Gräfin Clementine hatte eine junge Anverwandte bey sich. Diese kam, und machte Julianen einen Besuch, indem sie zugleich einen mündlichen Auftrag der Gräfin Clementina an Julianens Eltern ausrichtete mit der Bitte, die Vermählung noch einige Wochen aufzuschieben, weil sie in diesen nächsten Tagen abgehalten würde, zugegen zu seyn, wie sie es doch sehr wünschte. Sollte der Tag aber schon unwiederruflich festgesetzt seyn, und es bey der ersten Verabredung bleiben müssen, so wäre sie genöthigt diesen Wunsch aufzugeben. Doch ersuchte sie ihren Bruder und Eleonoren, wenigstens noch einen Brief von ihr [61] abzuwarten; sie hätte ihnen noch einiges zu sagen, wäre aber durchaus in diesem Augenblick nicht im Stande zu schreiben; doch sollte es in den nächsten Tagen geschehen.

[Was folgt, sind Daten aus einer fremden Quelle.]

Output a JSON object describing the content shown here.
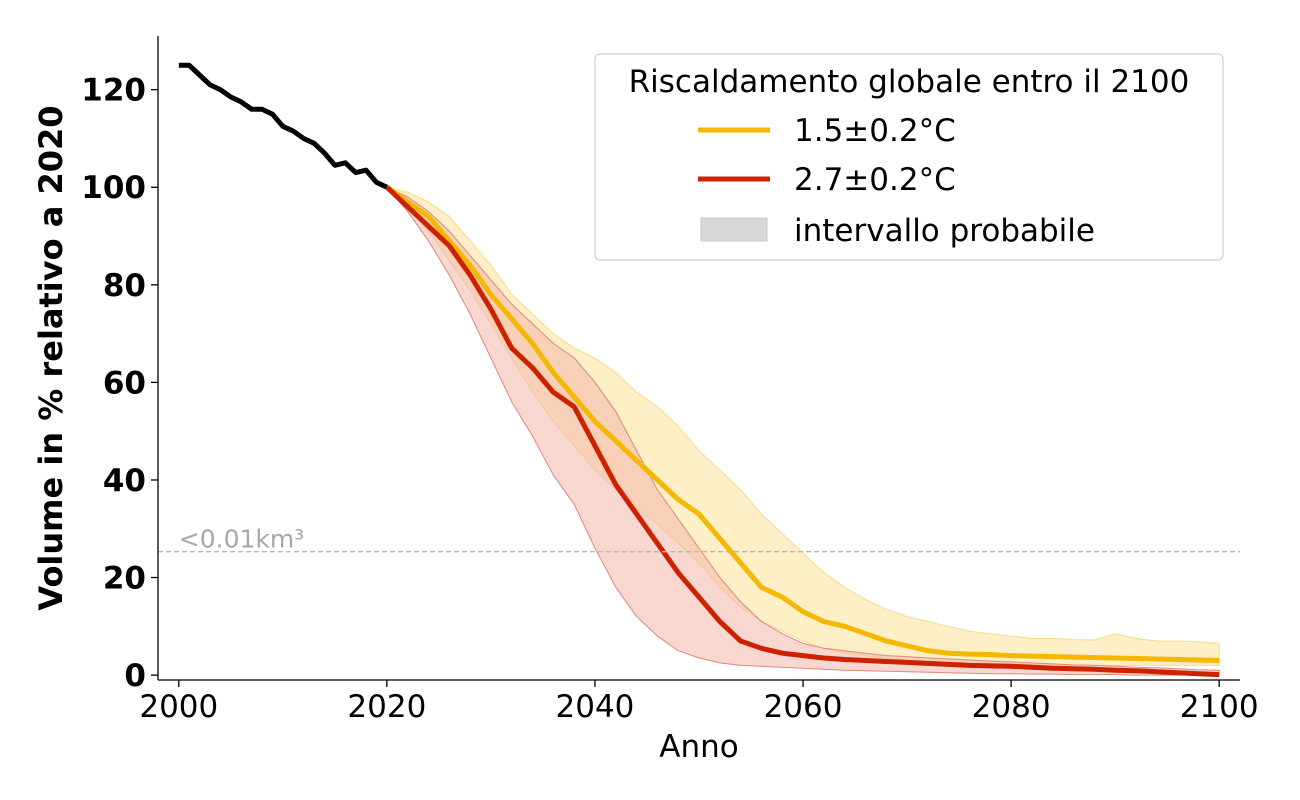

Eduard war nicht leicht zum Aufschub zu bewegen, seine Ungeduld, die schöne Juliane ganz die seinige zu nennen, wuchs mit jedem Tage, und seitdem er Florentin kannte, schien sie den höchsten Punkt erreicht zu haben. Doch mußte er es sich aus Achtung für die Gräfin Clementina gefallen lassen. Betty eilte zurück, so bald sie sich ihres Auftrags entledigt hatte.

Ein Brief, den Juliane folgenden Tag an ihre Tante schrieb, ist ein Beweis, wie interessant Florentin der ganzen Familie schon geworden war.

 

Juliane an Clementina.

 

Jetzt verdient Betty nicht mehr von Ihnen bestraft zu werden, wegen ihrer zu großen Leidenschaft für das Tanzen; sie ist vielmehr [62] zu unser aller Verwunderung bis zum Kaltsinn mäßig darin geworden. Alles unsers Bittens und Zuredens ungeachtet, wollte sie durchaus nicht länger bey uns verweilen, als sie es Ihnen zugesagt hatte, ob wir gleich noch denselben Abend einen recht brillanten Ball hatten. Der Vater erbot sich, Ihnen einen Boten zu Pferde zu schicken, um Sie nicht in Unruhe ihrentwegen zu lassen; aber sie war nicht zurück zu halten. Alle Ihre Aufträge waren ausgerichtet, sie sah mit großer Gemüthsruhe die glänzende Gesellschaft sich versammeln, ja, sie wagte es sogar den Anfang des Balls abzuwarten; und indem sie mit Eduard den Saal einmal auf und nieder walzt, winkt sie uns allen im Vorbeyfliegen zu, und so fort aus der Thür in den Wagen, so hastig, daß Eduard mit noch einigen Herrn ihr kaum folgen konnten. Kaum daß wir ihr noch einen Gruß für die Tante nachriefen.

So geht es uns allen, theure Clementina! wenn wir zu Ihnen sollen, was [63] könnte uns zurückhalten? Keiner fühlt das wohl mehr als Ihre Juliane, ich habe Betty mehr beneidet als bewundert. – Das war nun alles recht hübsch von dem Mädchen; aber die Arge, was hat sie Ihnen für loses Zeug erzählt! was meynte sie mit ihren Eroberungen? und dem sonderbaren Fremden, der den Meister über uns macht, dem wir alle auf eine so lächerliche Weise ergeben sind, weil wir uns einbilden ihm Dankbarkeit schuldig zu seyn! Und ich, die ich diesen Vorwand so gern nehmen soll, um ihm ganz unbefangen mit Auszeichnung begegnen zu dürfen! – Alles dieses hat sie Ihnen wirklich erzählt? – Gut, daß Sie ihren boshaften Erzählungen nicht so unbedingt Glauben beymessen, daß Sie Sich selbst an Ihr Kind wenden, um die Wahrheit zu erfahren. Liebe Tante, sehen Sie doch einmal dem bösen leichtfertigen Mädchen scharf in die Augen, wenn sie wieder dergleichen vorbringt. Allerdings sind wir dem Fremden Dank schuldig! Ist meine Clementina [64] nicht auch der Meynung? Wenn es ihm selbst wohl geziemt, den wichtigen Dienst, den er uns geleistet, dem Zufall zuzuschreiben, so würde es sich von uns nicht ziemen, es eben so anzusehen, und seinen Muth, mit dem er das Leben unsers Vaters gerettet hat, zu vergessen.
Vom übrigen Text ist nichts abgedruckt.